HB273 would also create a database to ensure the tobacco age limit is being observed.
“There are certainly other changes and reforms that have been recommended that we strongly support, however this bill is a starting point which will result in greater accountability for manufacturers and retailers,” said state Rep. Barbara Drummond, D-Mobile, the main sponsor of the bill, HB273. “The simple truth is that these products are dangerous, highly addictive, and they are killing our young people.”
Besides setting in place the age limit, the bill would also create a database to track retailers, in a bid to ensure the regulation is being observed. If the Alabama Senate and Gov. Kay Ivey sign the bill, it will also set in place advertising restrictions
Alabama ranks low for smoking cessation efforts
The 19th annual “State of Tobacco Control” report, recently released by the American Lung Association (ALA) has graded Alabama as having failed in its efforts to reduce and prevent tobacco use.
“’State of Tobacco Control’ 2021 provides an important roadmap on how states like Alabama and the federal government can put in place the policies proven to have the greatest impact on reducing tobacco use and exposure to secondhand smoke,” said Ashley Lyerly, the director of advocacy for the association.
“Because of COVID-19, we are all thinking more about lung health.

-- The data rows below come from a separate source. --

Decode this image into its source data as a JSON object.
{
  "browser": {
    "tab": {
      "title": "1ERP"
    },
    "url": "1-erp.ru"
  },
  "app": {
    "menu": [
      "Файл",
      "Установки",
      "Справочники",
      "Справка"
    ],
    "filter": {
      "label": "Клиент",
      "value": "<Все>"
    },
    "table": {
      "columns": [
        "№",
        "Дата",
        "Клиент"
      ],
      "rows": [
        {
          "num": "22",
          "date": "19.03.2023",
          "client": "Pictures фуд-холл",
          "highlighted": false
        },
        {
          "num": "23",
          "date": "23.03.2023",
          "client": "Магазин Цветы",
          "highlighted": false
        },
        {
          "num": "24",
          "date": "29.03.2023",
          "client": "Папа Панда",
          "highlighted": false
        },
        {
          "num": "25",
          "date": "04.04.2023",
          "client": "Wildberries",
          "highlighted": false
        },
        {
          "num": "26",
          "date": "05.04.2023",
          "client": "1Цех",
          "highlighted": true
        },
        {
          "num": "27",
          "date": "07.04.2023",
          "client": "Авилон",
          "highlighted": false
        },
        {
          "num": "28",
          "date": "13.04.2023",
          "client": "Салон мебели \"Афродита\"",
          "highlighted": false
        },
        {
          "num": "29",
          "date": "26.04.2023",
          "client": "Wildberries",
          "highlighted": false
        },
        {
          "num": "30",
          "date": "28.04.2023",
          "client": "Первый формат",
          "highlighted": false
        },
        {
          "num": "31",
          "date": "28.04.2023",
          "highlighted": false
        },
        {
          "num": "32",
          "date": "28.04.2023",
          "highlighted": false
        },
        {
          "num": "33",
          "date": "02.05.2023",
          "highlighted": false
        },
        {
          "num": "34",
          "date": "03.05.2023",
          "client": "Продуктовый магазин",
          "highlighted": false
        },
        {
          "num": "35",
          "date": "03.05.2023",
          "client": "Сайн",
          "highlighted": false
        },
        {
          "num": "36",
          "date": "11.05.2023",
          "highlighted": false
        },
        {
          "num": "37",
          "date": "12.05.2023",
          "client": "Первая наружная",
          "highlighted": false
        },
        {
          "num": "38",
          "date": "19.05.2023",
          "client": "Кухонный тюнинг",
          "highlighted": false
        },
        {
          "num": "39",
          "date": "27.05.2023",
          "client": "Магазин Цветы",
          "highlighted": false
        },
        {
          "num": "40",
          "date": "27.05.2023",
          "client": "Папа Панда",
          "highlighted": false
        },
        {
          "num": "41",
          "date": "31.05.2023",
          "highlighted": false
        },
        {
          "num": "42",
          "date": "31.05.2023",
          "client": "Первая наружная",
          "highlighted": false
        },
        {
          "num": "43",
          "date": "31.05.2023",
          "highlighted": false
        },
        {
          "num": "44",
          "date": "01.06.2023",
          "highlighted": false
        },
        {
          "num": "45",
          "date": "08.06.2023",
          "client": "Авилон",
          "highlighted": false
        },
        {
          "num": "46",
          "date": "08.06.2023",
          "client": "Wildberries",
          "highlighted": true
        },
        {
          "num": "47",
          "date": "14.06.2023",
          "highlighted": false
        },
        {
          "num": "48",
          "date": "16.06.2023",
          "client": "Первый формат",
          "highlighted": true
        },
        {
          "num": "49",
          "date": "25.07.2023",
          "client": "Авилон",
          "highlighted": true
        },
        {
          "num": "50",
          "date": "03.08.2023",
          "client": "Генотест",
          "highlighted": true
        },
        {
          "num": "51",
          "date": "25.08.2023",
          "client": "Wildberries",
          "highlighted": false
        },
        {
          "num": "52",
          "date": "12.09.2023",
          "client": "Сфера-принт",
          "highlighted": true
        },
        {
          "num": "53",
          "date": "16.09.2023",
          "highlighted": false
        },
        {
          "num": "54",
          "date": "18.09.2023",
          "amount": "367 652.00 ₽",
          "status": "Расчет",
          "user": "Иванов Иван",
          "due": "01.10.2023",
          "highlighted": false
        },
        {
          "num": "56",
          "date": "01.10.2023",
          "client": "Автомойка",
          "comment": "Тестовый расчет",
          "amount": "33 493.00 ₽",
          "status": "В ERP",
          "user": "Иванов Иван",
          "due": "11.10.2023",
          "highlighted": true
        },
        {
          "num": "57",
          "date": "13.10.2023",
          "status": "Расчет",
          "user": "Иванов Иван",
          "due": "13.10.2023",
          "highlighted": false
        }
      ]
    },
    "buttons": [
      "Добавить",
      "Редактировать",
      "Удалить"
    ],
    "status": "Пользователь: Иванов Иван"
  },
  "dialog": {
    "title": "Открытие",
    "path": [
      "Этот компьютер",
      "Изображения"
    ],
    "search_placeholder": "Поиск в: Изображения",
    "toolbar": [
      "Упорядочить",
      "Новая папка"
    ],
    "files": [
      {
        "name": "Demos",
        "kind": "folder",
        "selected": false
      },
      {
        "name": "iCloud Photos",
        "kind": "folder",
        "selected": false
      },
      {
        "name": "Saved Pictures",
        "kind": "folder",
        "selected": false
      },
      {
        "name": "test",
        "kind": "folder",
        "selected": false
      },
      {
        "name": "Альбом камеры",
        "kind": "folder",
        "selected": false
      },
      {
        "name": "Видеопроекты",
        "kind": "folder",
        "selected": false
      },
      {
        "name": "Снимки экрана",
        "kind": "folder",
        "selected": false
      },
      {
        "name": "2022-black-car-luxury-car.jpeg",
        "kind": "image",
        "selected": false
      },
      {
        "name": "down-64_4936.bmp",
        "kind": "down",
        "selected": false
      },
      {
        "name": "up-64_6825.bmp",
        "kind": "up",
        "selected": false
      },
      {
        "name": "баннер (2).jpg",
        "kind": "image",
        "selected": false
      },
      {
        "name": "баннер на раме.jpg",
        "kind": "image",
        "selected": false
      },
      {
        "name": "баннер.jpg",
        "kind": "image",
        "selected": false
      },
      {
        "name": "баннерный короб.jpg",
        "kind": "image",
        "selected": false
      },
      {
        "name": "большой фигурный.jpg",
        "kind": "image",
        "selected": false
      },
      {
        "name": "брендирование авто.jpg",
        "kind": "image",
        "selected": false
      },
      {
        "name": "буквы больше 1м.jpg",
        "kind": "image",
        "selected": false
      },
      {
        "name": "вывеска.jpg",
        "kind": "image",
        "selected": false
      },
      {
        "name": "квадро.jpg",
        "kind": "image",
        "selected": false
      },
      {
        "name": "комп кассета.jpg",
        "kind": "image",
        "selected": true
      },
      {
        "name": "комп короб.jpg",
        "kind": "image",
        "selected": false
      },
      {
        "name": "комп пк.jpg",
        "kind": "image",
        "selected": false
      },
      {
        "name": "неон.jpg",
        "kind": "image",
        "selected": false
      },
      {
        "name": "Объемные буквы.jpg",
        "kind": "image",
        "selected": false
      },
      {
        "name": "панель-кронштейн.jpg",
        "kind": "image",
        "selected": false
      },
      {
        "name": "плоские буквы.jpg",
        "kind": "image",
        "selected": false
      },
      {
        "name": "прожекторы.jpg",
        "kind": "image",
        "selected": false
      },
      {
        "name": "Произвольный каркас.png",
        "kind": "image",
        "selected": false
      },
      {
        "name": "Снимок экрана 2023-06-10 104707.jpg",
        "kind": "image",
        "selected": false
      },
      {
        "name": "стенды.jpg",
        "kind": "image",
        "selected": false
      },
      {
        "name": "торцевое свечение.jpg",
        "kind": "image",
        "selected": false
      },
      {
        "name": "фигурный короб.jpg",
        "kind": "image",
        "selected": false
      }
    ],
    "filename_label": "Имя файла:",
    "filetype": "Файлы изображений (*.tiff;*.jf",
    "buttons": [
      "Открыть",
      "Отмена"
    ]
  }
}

Now is the time for lawmakers in Alabama to act and take this opportunity to achieve lasting reductions in tobacco-related death and disease.”
Sadly however, when discussing tobacco products, the ALA is also referring to safer alternatives such as vaping products. Unfortunately, the association has a reputation for maintaining an outdated stance towards tobacco harm reduction, and has on multiple occasions shared misinformation and counter productive guidance on the topic.